The Step Designers Skip That Costs Time
Early on, I believed good design came from inspiration-that spark of an idea you sketch out and polish until it feels right. But experience showed me otherwise. Without a process, ideas stayed shallow, and projects drifted. The work might look appealing, but it often failed to solve the deeper problem. That’s when I learned the importance of following a structured design process.
For me, the process has three stages, each with its own purpose:
- Ideation – generating as many ideas as possible without judgment. Quantity leads to quality, because unexpected patterns often surface when everything is on the table.
- Exploration – sketching flows, mapping journeys, and pushing beyond the obvious. Exploring multiple variations prevents teams from settling too early and opens space for creativity.
- Prototyping – making ideas tangible, even at a rough level.

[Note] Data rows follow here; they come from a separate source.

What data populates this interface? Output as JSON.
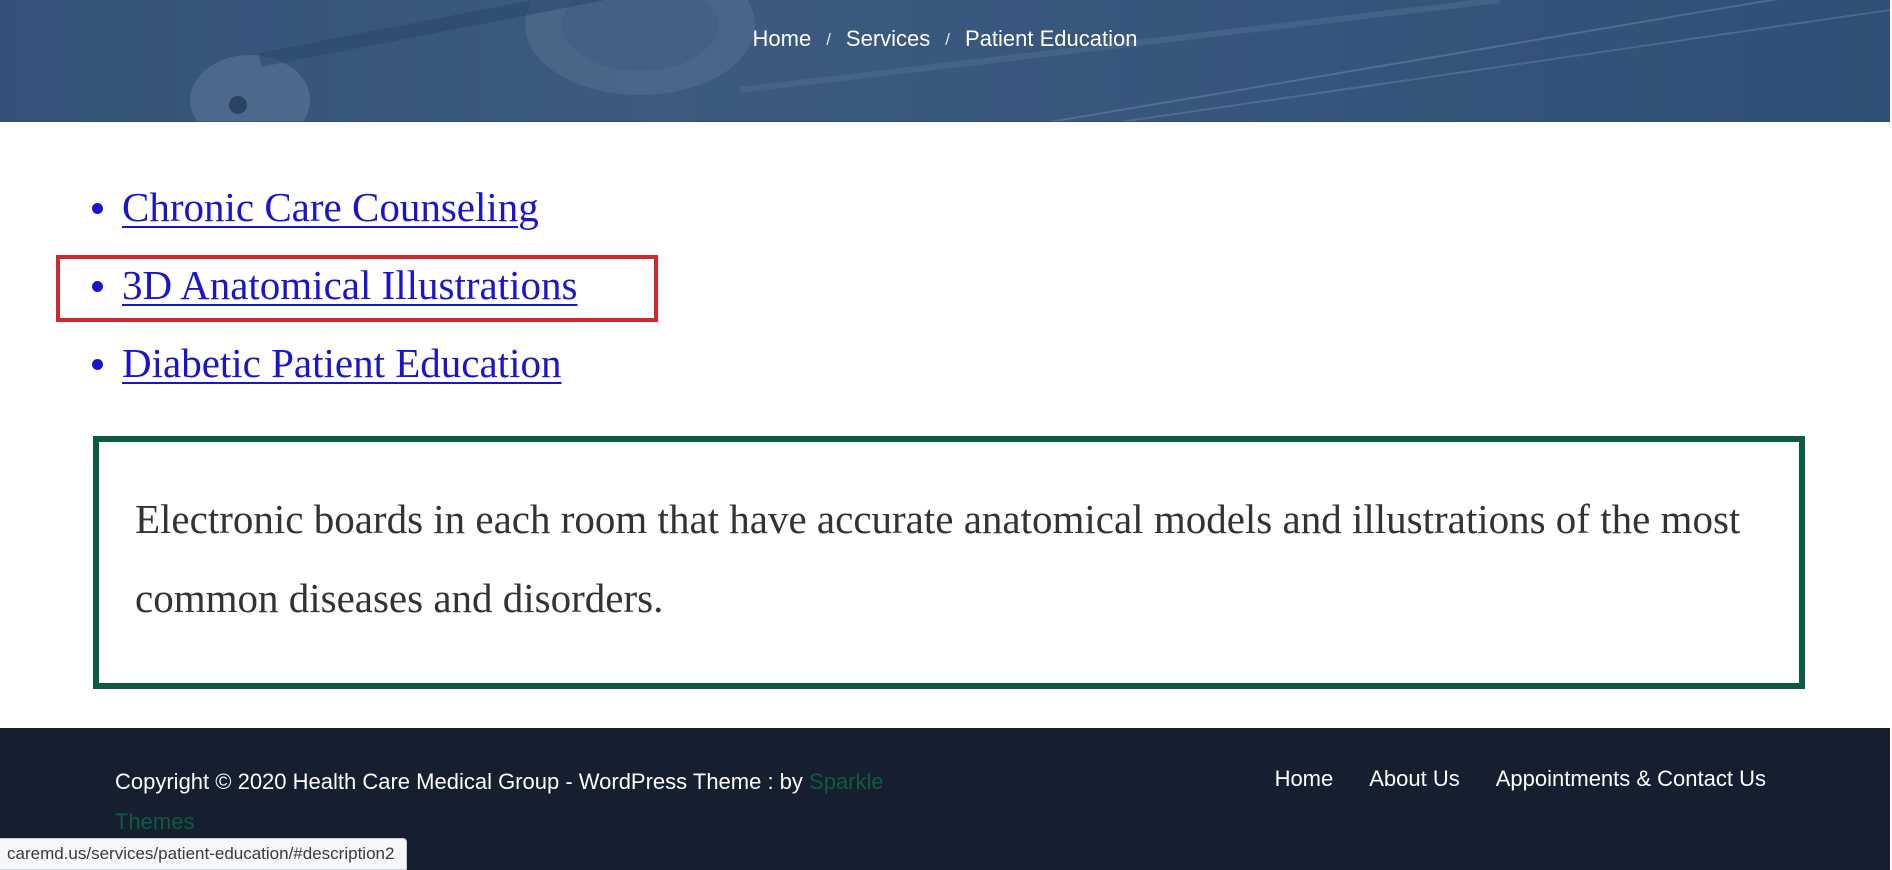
{
  "breadcrumb": {
    "items": [
      "Home",
      "Services",
      "Patient Education"
    ],
    "separator": "/"
  },
  "description_links": [
    {
      "label": "Chronic Care Counseling"
    },
    {
      "label": "3D Anatomical Illustrations",
      "highlighted": true
    },
    {
      "label": "Diabetic Patient Education"
    }
  ],
  "description_text": "Electronic boards in each room that have accurate anatomical models and illustrations of the most common diseases and disorders.",
  "footer": {
    "copyright_text": "Copyright © 2020 Health Care Medical Group - WordPress Theme : by ",
    "credit_link": "Sparkle Themes",
    "nav": [
      "Home",
      "About Us",
      "Appointments & Contact Us"
    ]
  },
  "status_bar_url": "caremd.us/services/patient-education/#description2",
  "colors": {
    "hero_overlay": "#3b5a80",
    "link": "#1b14cf",
    "highlight_border": "#d42630",
    "frame_border": "#0b5a43",
    "footer_bg": "#151f2f",
    "credit_link": "#0f5b43"
  }
}
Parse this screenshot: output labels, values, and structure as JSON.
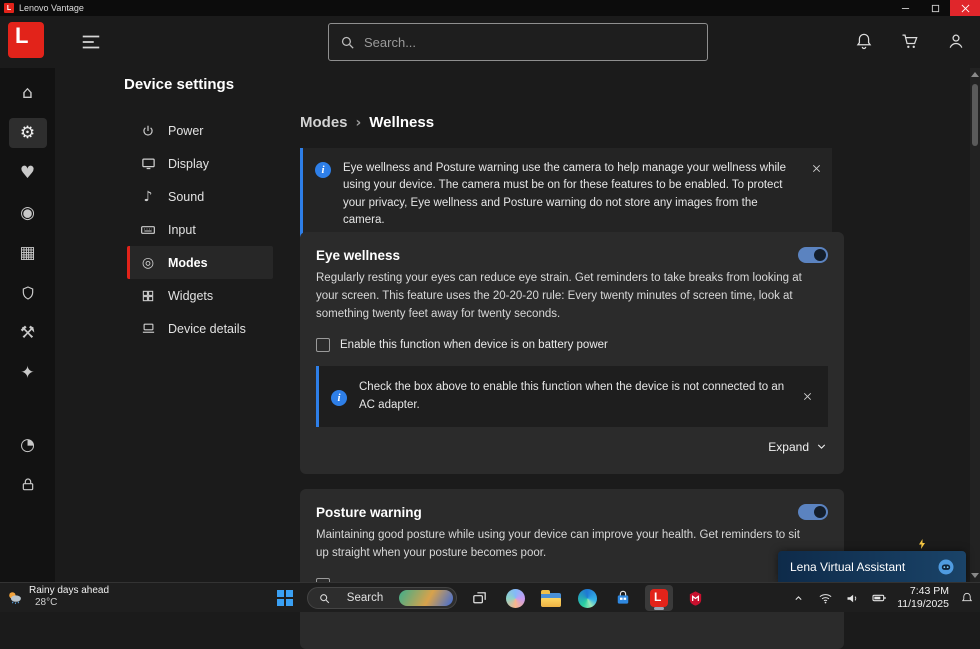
{
  "window": {
    "title": "Lenovo Vantage",
    "logo_letter": "L"
  },
  "header": {
    "search_placeholder": "Search..."
  },
  "icons": {
    "home": "⌂",
    "gear": "⚙",
    "health": "♥",
    "power_status": "◉",
    "apps": "▦",
    "tools": "⚒",
    "smart": "✦",
    "gauge": "◔",
    "sound": "♪",
    "modes": "◎",
    "breadcrumb_sep": "›",
    "info": "i"
  },
  "sidebar": {
    "title": "Device settings",
    "items": [
      {
        "label": "Power"
      },
      {
        "label": "Display"
      },
      {
        "label": "Sound"
      },
      {
        "label": "Input"
      },
      {
        "label": "Modes",
        "selected": true
      },
      {
        "label": "Widgets"
      },
      {
        "label": "Device details"
      }
    ]
  },
  "breadcrumb": {
    "parent": "Modes",
    "current": "Wellness"
  },
  "camera_banner": {
    "text": "Eye wellness and Posture warning use the camera to help manage your wellness while using your device. The camera must be on for these features to be enabled. To protect your privacy, Eye wellness and Posture warning do not store any images from the camera."
  },
  "eye_wellness": {
    "title": "Eye wellness",
    "toggle_state": "on",
    "description": "Regularly resting your eyes can reduce eye strain. Get reminders to take breaks from looking at your screen. This feature uses the 20-20-20 rule: Every twenty minutes of screen time, look at something twenty feet away for twenty seconds.",
    "battery_checkbox_label": "Enable this function when device is on battery power",
    "battery_checkbox_checked": false,
    "ac_banner_text": "Check the box above to enable this function when the device is not connected to an AC adapter.",
    "expand_label": "Expand"
  },
  "posture_warning": {
    "title": "Posture warning",
    "toggle_state": "on",
    "description": "Maintaining good posture while using your device can improve your health. Get reminders to sit up straight when your posture becomes poor."
  },
  "lena": {
    "label": "Lena Virtual Assistant"
  },
  "taskbar": {
    "weather_title": "Rainy days ahead",
    "weather_temp": "28°C",
    "search_label": "Search",
    "clock_time": "7:43 PM",
    "clock_date": "11/19/2025",
    "vantage_letter": "L"
  },
  "colors": {
    "accent_red": "#e2231a",
    "info_blue": "#2e7fe8",
    "toggle_blue": "#5b83c0"
  }
}
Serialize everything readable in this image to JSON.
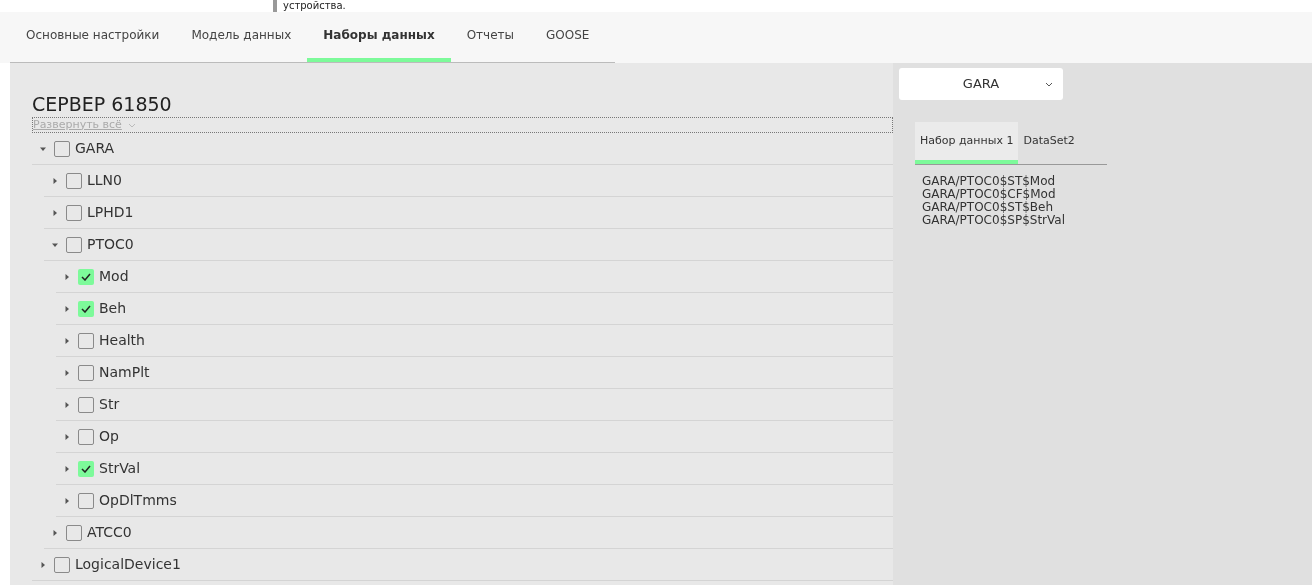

Prototypes bring clarity, uncover flaws early, and help stakeholders see and test direction before development.
Each step builds on the other. Ideation opens possibilities, exploration shapes them, and prototyping validates assumptions. Together, they create a rhythm that reduces risk while guiding the team toward stronger solutions.
What I’ve learned is that following a design process doesn’t slow things down-it speeds them up by keeping effort focused. Instead of chasing inspiration alone, you create a repeatable path to better outcomes. Great design isn’t only about talent. It’s about structure, iteration, and the discipline to trust the process.